Конторщик поглядел, как барахтается утопающая в чернилах, и написал каллиграфическим почерком на левой странице:

“Пшеница Дюрабль IV категории.

Остаток со стр. 246: кг… 6529, гр… 600”.

Девять лет изо дня в день Март записывал зерно. У зёрна была категория, сорт, влажность, вес, цена, сортность, клещ. Конторщик в жизни не видел клеща, с трудом отличил бы пшеницу Дюрабль от ячменя Золотой дождь. Его дело было не различать, а регистрировать наличность. Девять лет изо дня в день зерно, записанное слева в приходе, медленно пересыпалось на правую страницу, в расход, и выдавалось по накладным за №… Потом приходила новая партия по наряду №… тоже с сортом, влажностью и клещом.

Девять лет текло зерно с левой страницы на правую. Девять раз в конце толстой книги Март подписывал: “Остаток на 31. XII… кг… гр…” Это означало, что год прошёл и до конца жизни осталось надписать на одну книгу меньше.

Муха выбралась всё-таки из чернильницы и поползла по стеклу, волоча за собой лиловый след. Неприятно было смотреть на неё – горбатую, со слипшимися крыльями. Март поддел её пером и стряхнул обратно в чернильницу.

– Ужасно много мух у нас, – заметил счетовод. – И с каждым годом все больше.

Бухгалтер поднял голову:

– Что ж удивительного? Плита прямо под нами, чуть повар начнёт гонять мух, все они летят к нам.

– Житьё этому повару, – вставил контролёр. – Сыт, семью кормит ещё. Жена к нему три раза в день с кастрюлями ходит. Если считать, что в каждую порцию он не докладывает ложку масла, – сколько же это выйдет к концу года? Тысячи и тысячи!
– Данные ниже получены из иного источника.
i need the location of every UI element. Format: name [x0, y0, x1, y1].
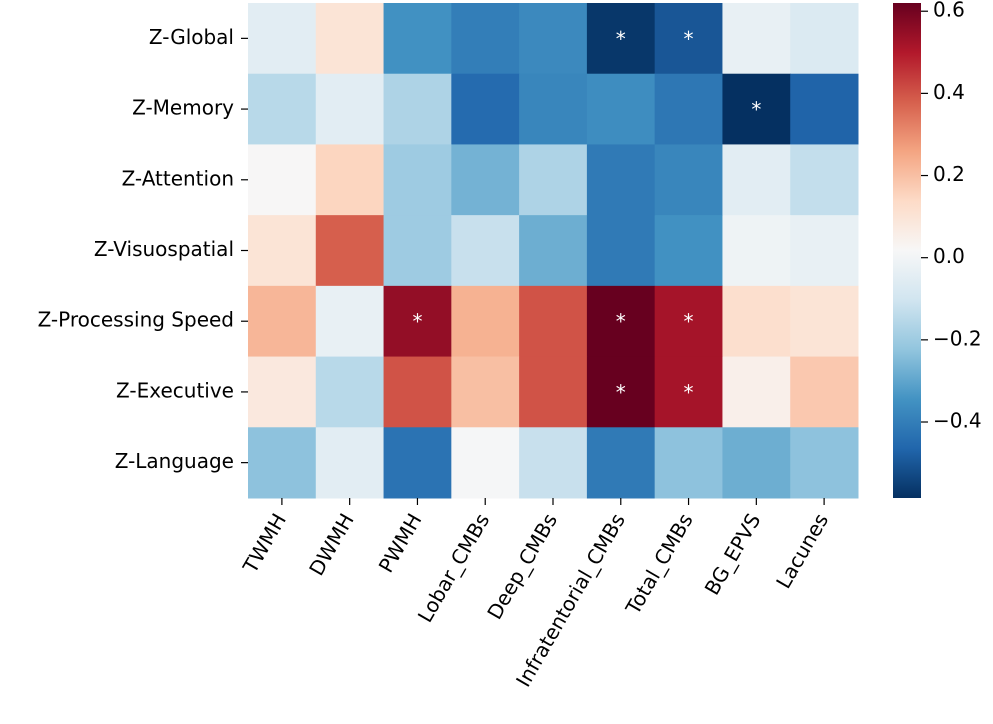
heatmap-cell: [451, 356, 520, 428]
heatmap-cell: [383, 144, 452, 216]
heatmap-cell: [790, 73, 859, 145]
heatmap-cell: [383, 285, 452, 358]
heatmap-cell: [586, 427, 656, 499]
y-tick-label: Z-Processing Speed: [38, 308, 234, 332]
heatmap-cell: [315, 356, 385, 428]
heatmap-cell: [315, 427, 385, 499]
y-tick-label: Z-Global: [149, 25, 234, 49]
significance-marker: *: [684, 310, 694, 334]
heatmap-cell: [790, 427, 859, 499]
heatmap-cell: [586, 285, 656, 358]
heatmap-cell: [248, 215, 317, 287]
heatmap-cell: [519, 427, 588, 499]
x-tick-label: TWMH: [238, 509, 291, 578]
heatmap-cell: [451, 3, 520, 75]
heatmap-cell: [722, 427, 791, 499]
y-tick-label: Z-Visuospatial: [94, 237, 234, 261]
heatmap-cell: [451, 285, 520, 358]
y-tick-label: Z-Attention: [122, 166, 234, 190]
heatmap-cell: [654, 144, 723, 216]
heatmap-cell: [383, 3, 452, 75]
significance-marker: *: [751, 98, 761, 122]
heatmap-cell: [790, 144, 859, 216]
heatmap-cell: [383, 215, 452, 287]
x-tick-label: PWMH: [374, 509, 427, 577]
heatmap-cell: [586, 73, 656, 145]
y-tick-label: Z-Memory: [132, 96, 234, 120]
heatmap-cell: [519, 215, 588, 287]
heatmap-cell: [519, 285, 588, 358]
significance-marker: *: [412, 310, 422, 334]
colorbar-tick-label: 0.6: [933, 0, 965, 22]
colorbar-tick-label: −0.4: [933, 409, 982, 433]
heatmap-cell: [315, 144, 385, 216]
colorbar-tick-label: 0.2: [933, 162, 965, 186]
heatmap-cell: [519, 356, 588, 428]
heatmap-cell: [790, 356, 859, 428]
colorbar-tick-label: 0.0: [933, 244, 965, 268]
colorbar-tick-label: −0.2: [933, 326, 982, 350]
heatmap-cell: [315, 3, 385, 75]
heatmap-cell: [654, 427, 723, 499]
heatmap-cell: [248, 356, 317, 428]
heatmap-cell: [586, 356, 656, 428]
x-tick-label: Total_CMBs: [620, 509, 697, 619]
x-tick-label: Lobar_CMBs: [413, 509, 495, 626]
heatmap-cell: [722, 3, 791, 75]
significance-marker: *: [616, 380, 626, 404]
heatmap-cell: [315, 285, 385, 358]
heatmap-cell: [586, 144, 656, 216]
heatmap-cell: [451, 427, 520, 499]
heatmap-cell: [519, 73, 588, 145]
heatmap-cell: [722, 356, 791, 428]
x-tick-label: Lacunes: [771, 509, 833, 592]
heatmap-cell: [383, 427, 452, 499]
x-tick-label: Deep_CMBs: [482, 509, 562, 623]
heatmap-cell: [790, 285, 859, 358]
heatmap-cell: [451, 144, 520, 216]
heatmap-cell: [383, 356, 452, 428]
heatmap-cell: [586, 3, 656, 75]
heatmap-cell: [586, 215, 656, 287]
heatmap-cell: [790, 3, 859, 75]
heatmap-cell: [654, 285, 723, 358]
heatmap-cell: [248, 144, 317, 216]
heatmap-cell: [722, 285, 791, 358]
heatmap-cell: [722, 144, 791, 216]
heatmap-cell: [790, 215, 859, 287]
significance-marker: *: [684, 380, 694, 404]
heatmap-cell: [248, 285, 317, 358]
heatmap-cell: [315, 73, 385, 145]
x-tick-label: BG_EPVS: [700, 509, 766, 599]
heatmap-cell: [451, 73, 520, 145]
heatmap-cell: [315, 215, 385, 287]
heatmap-cell: [722, 215, 791, 287]
significance-marker: *: [684, 27, 694, 51]
heatmap-cell: [248, 73, 317, 145]
colorbar-tick-label: 0.4: [933, 80, 965, 104]
y-tick-label: Z-Language: [115, 449, 234, 473]
heatmap-cell: [519, 3, 588, 75]
significance-marker: *: [616, 310, 626, 334]
heatmap-cell: [654, 3, 723, 75]
heatmap-cell: [654, 356, 723, 428]
heatmap-cell: [248, 427, 317, 499]
heatmap-cell: [654, 215, 723, 287]
significance-marker: *: [616, 27, 626, 51]
heatmap-cell: [519, 144, 588, 216]
heatmap-cell: [451, 215, 520, 287]
heatmap-cell: [722, 73, 791, 145]
x-tick-label: DWMH: [304, 509, 359, 579]
heatmap-cell: [654, 73, 723, 145]
heatmap-cell: [383, 73, 452, 145]
heatmap-cell: [248, 3, 317, 75]
y-tick-label: Z-Executive: [116, 378, 234, 402]
colorbar: [893, 3, 921, 498]
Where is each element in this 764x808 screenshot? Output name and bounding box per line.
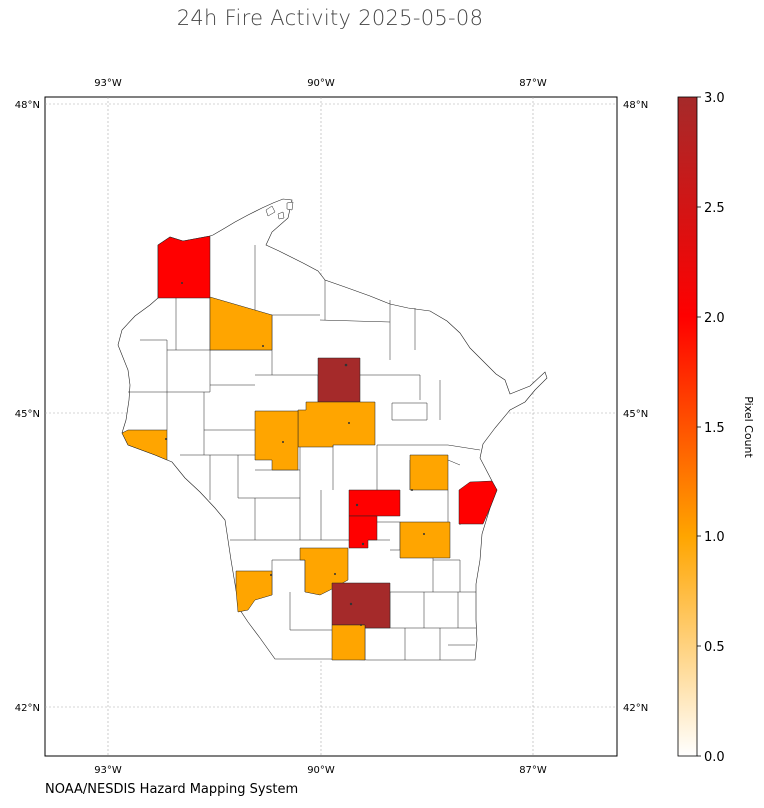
colorbar-ticks <box>697 96 701 757</box>
map-title: 24h Fire Activity 2025-05-08 <box>176 6 484 30</box>
colorbar-gradient <box>677 96 698 757</box>
fire-counties <box>121 235 498 661</box>
fire-county <box>331 582 391 629</box>
fire-county <box>331 624 366 661</box>
apostle-islands <box>265 201 294 220</box>
fire-county <box>348 515 378 549</box>
colorbar-tick-4: 2.0 <box>704 311 725 326</box>
lon-tick-top-93: 93°W <box>94 78 122 89</box>
fire-point <box>348 422 350 424</box>
lon-tick-top-87: 87°W <box>519 78 547 89</box>
fire-point <box>411 489 413 491</box>
lat-tick-left-42: 42°N <box>15 703 40 714</box>
fire-point <box>355 503 359 507</box>
fire-point <box>349 602 353 606</box>
fire-point <box>262 345 264 347</box>
fire-point <box>360 624 362 626</box>
fire-county <box>348 489 401 517</box>
fire-county <box>297 401 376 448</box>
fire-point <box>423 533 425 535</box>
fire-detections <box>165 282 425 626</box>
lat-tick-right-48: 48°N <box>623 100 648 111</box>
fire-county <box>409 454 449 491</box>
source-credit: NOAA/NESDIS Hazard Mapping System <box>45 782 299 797</box>
fire-county <box>399 521 451 559</box>
lon-tick-bottom-87: 87°W <box>519 765 547 776</box>
fire-county <box>458 480 498 525</box>
colorbar-tick-6: 3.0 <box>704 91 725 106</box>
fire-point <box>181 282 183 284</box>
lon-tick-bottom-93: 93°W <box>94 765 122 776</box>
fire-point <box>361 542 365 546</box>
lat-tick-right-45: 45°N <box>623 409 648 420</box>
lat-tick-right-42: 42°N <box>623 703 648 714</box>
fire-point <box>334 573 336 575</box>
lon-tick-bottom-90: 90°W <box>307 765 335 776</box>
colorbar-label: Pixel Count <box>742 396 755 458</box>
colorbar-tick-2: 1.0 <box>704 530 725 545</box>
colorbar-tick-1: 0.5 <box>704 640 725 655</box>
colorbar: 0.0 0.5 1.0 1.5 2.0 2.5 3.0 Pixel Count <box>677 91 755 765</box>
colorbar-tick-3: 1.5 <box>704 421 725 436</box>
fire-county <box>209 296 273 351</box>
fire-point <box>165 438 167 440</box>
lon-tick-top-90: 90°W <box>307 78 335 89</box>
lat-tick-left-45: 45°N <box>15 409 40 420</box>
colorbar-tick-0: 0.0 <box>704 750 725 765</box>
fire-county <box>317 357 361 403</box>
colorbar-tick-5: 2.5 <box>704 201 725 216</box>
lat-tick-left-48: 48°N <box>15 100 40 111</box>
fire-point <box>270 574 272 576</box>
fire-county <box>121 429 168 461</box>
fire-point <box>282 441 284 443</box>
fire-county <box>157 235 211 299</box>
fire-point <box>344 363 348 367</box>
fire-county <box>254 410 299 471</box>
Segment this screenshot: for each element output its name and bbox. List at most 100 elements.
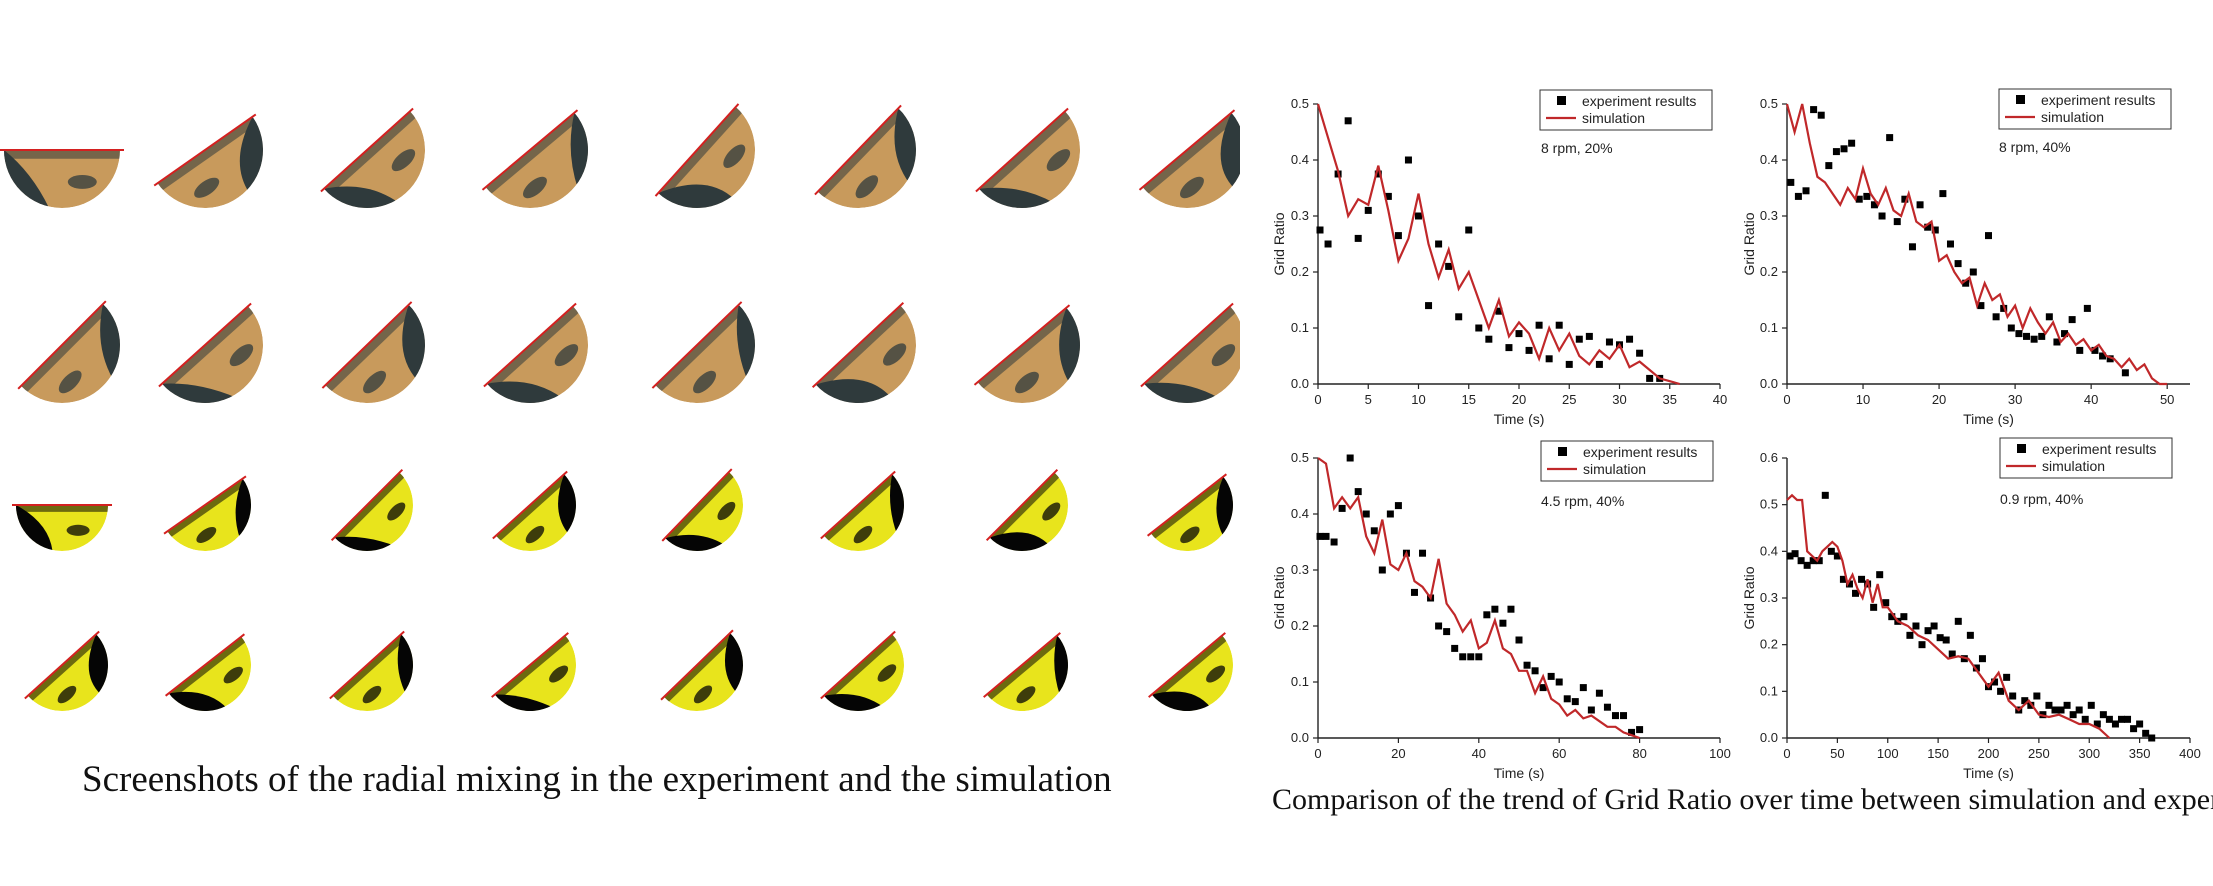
y-tick-label: 0.0 [1291, 376, 1309, 391]
experiment-point [1525, 346, 1533, 354]
experiment-point [1344, 117, 1352, 125]
simulation-line [1785, 103, 2168, 386]
x-tick-label: 0 [1783, 392, 1790, 407]
experiment-point [1585, 332, 1593, 340]
experiment-point [1797, 557, 1805, 565]
experiment-point [2099, 711, 2107, 719]
y-tick-label: 0.3 [1291, 208, 1309, 223]
experiment-point [1787, 178, 1795, 186]
experiment-point [2087, 701, 2095, 709]
legend-experiment-marker [1558, 447, 1567, 456]
experiment-point [1969, 268, 1977, 276]
experiment-point [2057, 706, 2065, 714]
experiment-point [1924, 627, 1932, 635]
simulation-line [1786, 493, 2111, 739]
experiment-point [1848, 139, 1856, 147]
legend-experiment-marker [2016, 95, 2025, 104]
experiment-point [1858, 575, 1866, 583]
experiment-point [2091, 346, 2099, 354]
x-tick-label: 15 [1462, 392, 1476, 407]
experiment-point [1491, 605, 1499, 613]
experiment-point [1595, 360, 1603, 368]
x-tick-label: 25 [1562, 392, 1576, 407]
snapshot-experiment [321, 301, 450, 403]
experiment-point [1535, 321, 1543, 329]
experiment-point [1636, 726, 1644, 734]
experiment-point [1346, 454, 1354, 462]
experiment-point [1415, 212, 1422, 220]
y-tick-label: 0.2 [1291, 264, 1309, 279]
condition-label: 8 rpm, 40% [1999, 139, 2071, 155]
snapshot-panel: Screenshots of the radial mixing in the … [0, 103, 1240, 800]
experiment-point [1505, 344, 1513, 352]
experiment-point [2121, 369, 2129, 377]
experiment-point [1876, 571, 1884, 579]
y-tick-label: 0.4 [1760, 543, 1778, 558]
x-tick-label: 40 [2084, 392, 2098, 407]
experiment-point [2069, 711, 2077, 719]
x-tick-label: 50 [1830, 746, 1844, 761]
experiment-point [2130, 725, 2138, 733]
x-axis-label: Time (s) [1494, 765, 1545, 781]
y-tick-label: 0.1 [1291, 320, 1309, 335]
experiment-point [1364, 206, 1372, 214]
experiment-point [2068, 316, 2076, 324]
experiment-point [1587, 706, 1595, 714]
experiment-point [1384, 192, 1392, 200]
experiment-point [1817, 111, 1825, 119]
experiment-point [1410, 588, 1418, 596]
experiment-point [2111, 720, 2119, 728]
experiment-point [1563, 695, 1571, 703]
x-tick-label: 30 [1612, 392, 1626, 407]
y-tick-label: 0.3 [1760, 590, 1778, 605]
y-axis-label: Grid Ratio [1741, 566, 1757, 629]
x-tick-label: 10 [1411, 392, 1425, 407]
experiment-point [1901, 195, 1909, 203]
experiment-point [1545, 355, 1553, 363]
experiment-point [1900, 613, 1908, 621]
x-tick-label: 0 [1314, 392, 1321, 407]
experiment-point [1809, 557, 1817, 565]
y-tick-label: 0.4 [1291, 152, 1309, 167]
experiment-point [1465, 226, 1473, 234]
legend-experiment-marker [2017, 444, 2026, 453]
experiment-point [1425, 302, 1433, 310]
experiment-point [1483, 611, 1491, 619]
snapshot-simulation [330, 468, 413, 571]
experiment-point [1495, 307, 1503, 315]
snapshot-simulation [661, 468, 743, 571]
experiment-point [1908, 243, 1916, 251]
experiment-point [1791, 550, 1799, 558]
y-tick-label: 0.1 [1760, 320, 1778, 335]
x-tick-label: 200 [1978, 746, 2000, 761]
y-tick-label: 0.2 [1760, 264, 1778, 279]
x-tick-label: 150 [1927, 746, 1949, 761]
experiment-point [2015, 330, 2023, 338]
experiment-point [1316, 226, 1324, 234]
experiment-point [1507, 605, 1515, 613]
experiment-point [1997, 687, 2005, 695]
experiment-point [2117, 715, 2125, 723]
experiment-point [1475, 324, 1483, 332]
y-tick-label: 0.5 [1760, 497, 1778, 512]
x-tick-label: 35 [1663, 392, 1677, 407]
x-tick-label: 400 [2179, 746, 2201, 761]
x-tick-label: 50 [2160, 392, 2174, 407]
experiment-point [1972, 664, 1980, 672]
right-caption: Comparison of the trend of Grid Ratio ov… [1272, 783, 2213, 816]
y-tick-label: 0.0 [1760, 376, 1778, 391]
snapshot-experiment [651, 301, 780, 403]
experiment-point [1565, 360, 1573, 368]
x-axis-label: Time (s) [1494, 411, 1545, 427]
experiment-point [2148, 734, 2156, 742]
x-tick-label: 20 [1512, 392, 1526, 407]
legend-simulation-label: simulation [2041, 109, 2104, 125]
x-tick-label: 80 [1632, 746, 1646, 761]
experiment-point [1839, 575, 1847, 583]
experiment-point [1394, 502, 1402, 510]
experiment-point [1832, 148, 1840, 156]
experiment-point [1794, 192, 1802, 200]
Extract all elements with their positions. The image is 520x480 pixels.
– Да, от честного труда не разбогатеешь, – подхватил счетовод. – Порядочную девушку нельзя в театр пригласить. Водишь, водишь её сторонкой мимо буфета, фотографии на стенках показываешь. Вчера познакомился с одной, – добавил он, проводя кончиком языка по губам. – Блондиночка, но чувства огненные. Порох!

Контролёр продолжал бубнить своё:

– Черт знает, ухитряются же люди! Я знал одного кладовщика, который списал по акту две тысячи метров первосортного сукна и спустил налево за полновесные монеты. И заработал на этом пятьдесят тысяч чистоганом. Вот вам – без образования, без диплома, без светских манер и иностранных языков.

Март вздохнул и обмакнул перо. Девять лет он слушал мечты контролёра о махинациях с сукном, о поджоге застрахованного дома, о подделке выигравшей облигации. На одних только колебаниях влажности, уверял тот, можно заработать золотые горы. Девять лет счетовод – видный мужчина с мокрыми усиками – хвастался своими шкодливыми романами. И бухгалтер, потирая лысину, девять лет рассказывал, сколько выпил вчера и сколько выиграл в преферанс.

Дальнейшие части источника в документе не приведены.